Failure to Supervise and Ensure Safe Beverage Temperature Results in Resident Burn
Penalty
Summary
A deficiency occurred when staff failed to check the temperature of a hot beverage before serving it and did not provide necessary assistance and supervision to a resident who was dependent on staff for eating and drinking. The resident, who had severe cognitive impairment, multiple physical and mental health diagnoses, and was on hospice care, was known to require full assistance with eating and drinking, as documented in her care plan and Minimum Data Set (MDS) assessment. Despite these documented needs, the resident was given a hot chocolate that had not been temperature-checked and was left unsupervised, resulting in her spilling the beverage on herself. The incident led to the resident sustaining second-degree burns on her left hip and thigh, which caused her pain and required ongoing wound care and pain management.
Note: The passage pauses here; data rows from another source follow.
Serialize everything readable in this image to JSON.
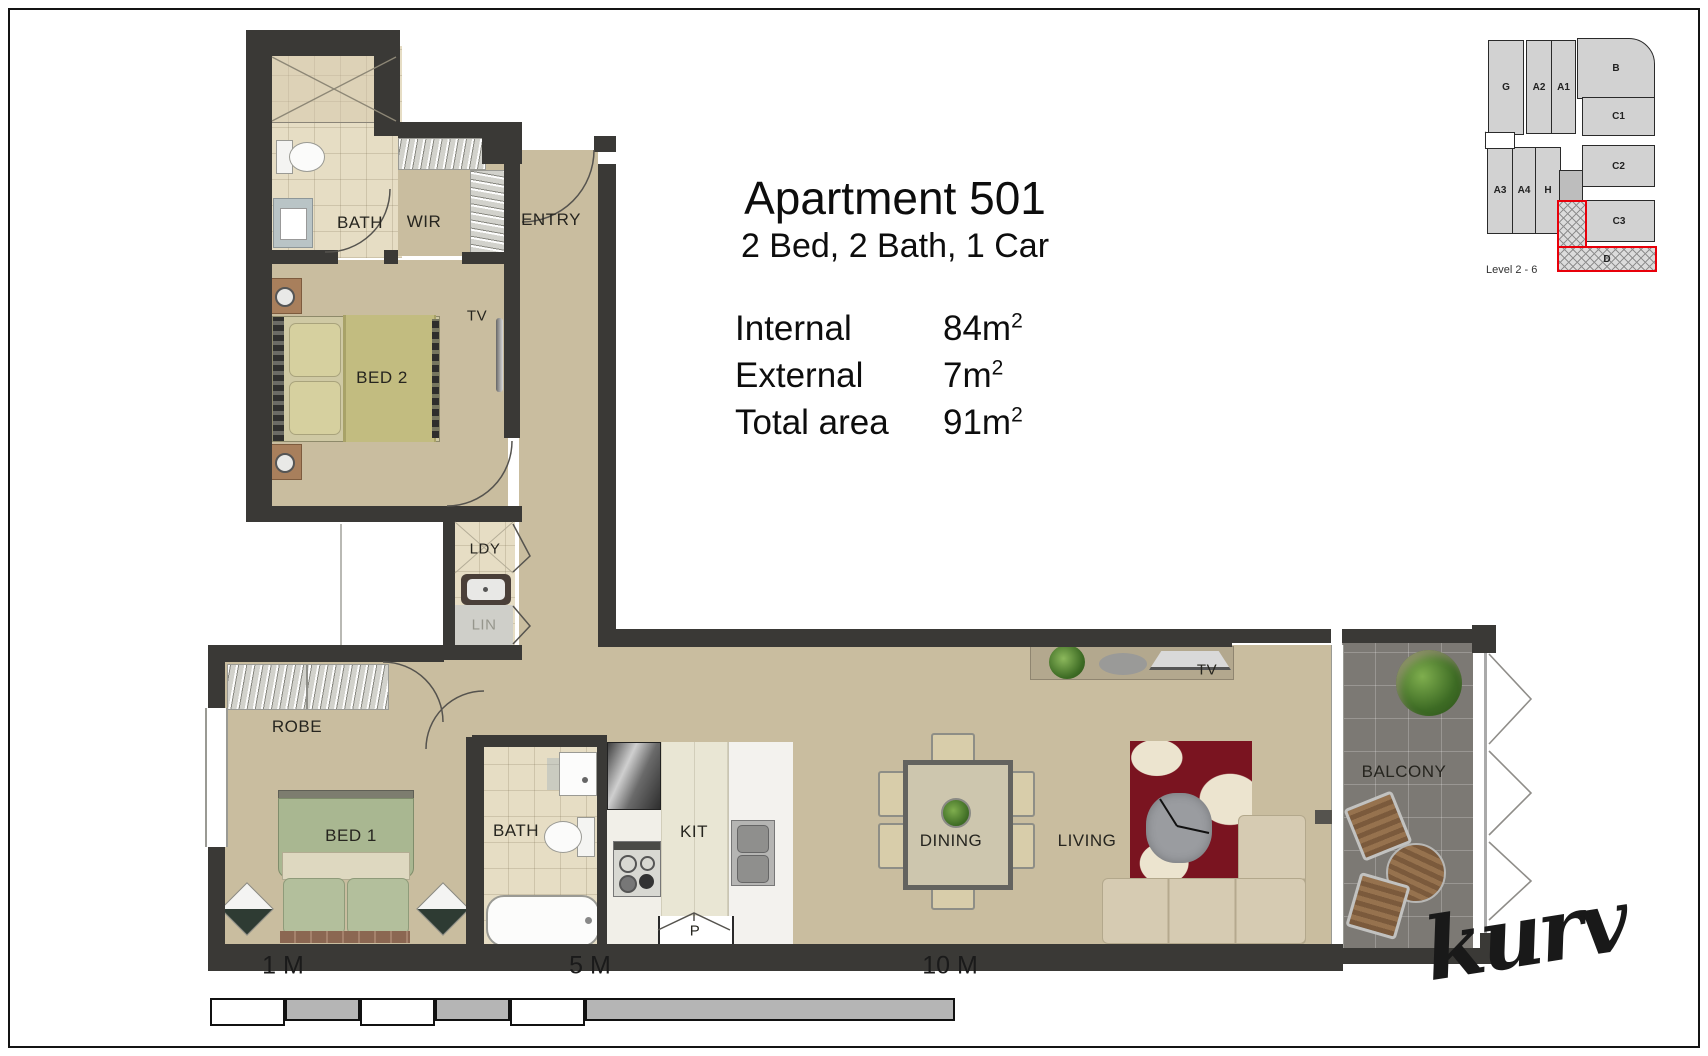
{
  "header": {
    "title": "Apartment 501",
    "subtitle": "2 Bed, 2 Bath, 1 Car"
  },
  "areas": {
    "rows": [
      {
        "label": "Internal",
        "value": "84m",
        "sup": "2"
      },
      {
        "label": "External",
        "value": "7m",
        "sup": "2"
      },
      {
        "label": "Total area",
        "value": "91m",
        "sup": "2"
      }
    ]
  },
  "rooms": {
    "bath_upper": "BATH",
    "wir": "WIR",
    "entry": "ENTRY",
    "tv_bed2": "TV",
    "bed2": "BED 2",
    "ldy": "LDY",
    "lin": "LIN",
    "robe": "ROBE",
    "bed1": "BED 1",
    "bath_lower": "BATH",
    "kit": "KIT",
    "pantry": "P",
    "dining": "DINING",
    "living": "LIVING",
    "tv_living": "TV",
    "balcony": "BALCONY"
  },
  "locator": {
    "level": "Level 2 - 6",
    "units": [
      "G",
      "A2",
      "A1",
      "B",
      "C1",
      "C2",
      "C3",
      "A3",
      "A4",
      "H",
      "D"
    ],
    "highlighted_unit": "D",
    "highlight_color": "#e8000a"
  },
  "scale_bar": {
    "marks": [
      "1 M",
      "5 M",
      "10 M"
    ]
  },
  "branding": {
    "logo": "kurv"
  },
  "colors": {
    "wall": "#3a3936",
    "floor_tan": "#c9bd9f",
    "floor_tile": "#e6ddc4",
    "balcony": "#7c7974",
    "rug_red": "#7a1420",
    "highlight_red": "#e8000a"
  }
}
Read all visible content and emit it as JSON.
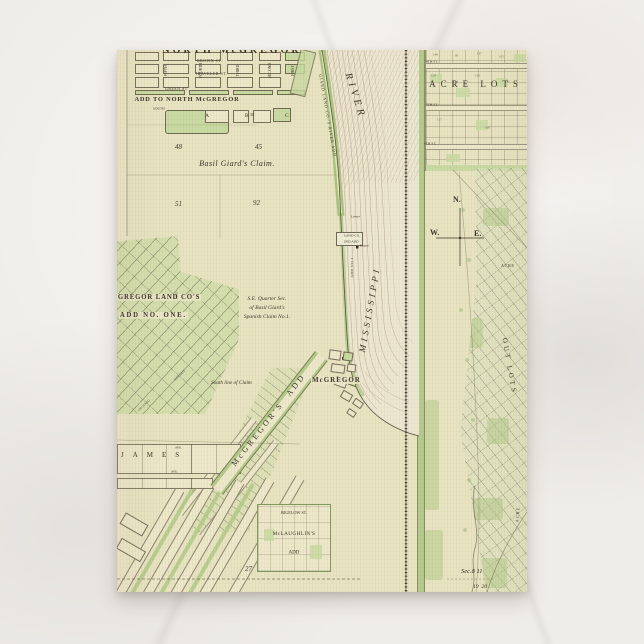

Interviews and records revealed that the hot chocolate was prepared in the kitchen, placed in a cup without a lid, and delivered to the resident without verifying the temperature or ensuring staff were present to assist. Staff statements confirmed that the resident typically sat at a table where assistance was provided during meals, but at the time of the incident, it was not mealtime and no staff were present to help her with the drink. The facility did not have a hot liquid risk assessment in place for the resident, and there was no documentation of hot beverage temperatures being checked or logged. The facility's policies required that residents who are unable to feed themselves be fed with attention to safety, comfort, and dignity, and that staff be trained to identify and prevent accident hazards. However, these protocols were not followed in this case. The lack of supervision and failure to check the temperature of the hot beverage directly resulted in the resident's injury, as confirmed by multiple staff interviews and medical documentation.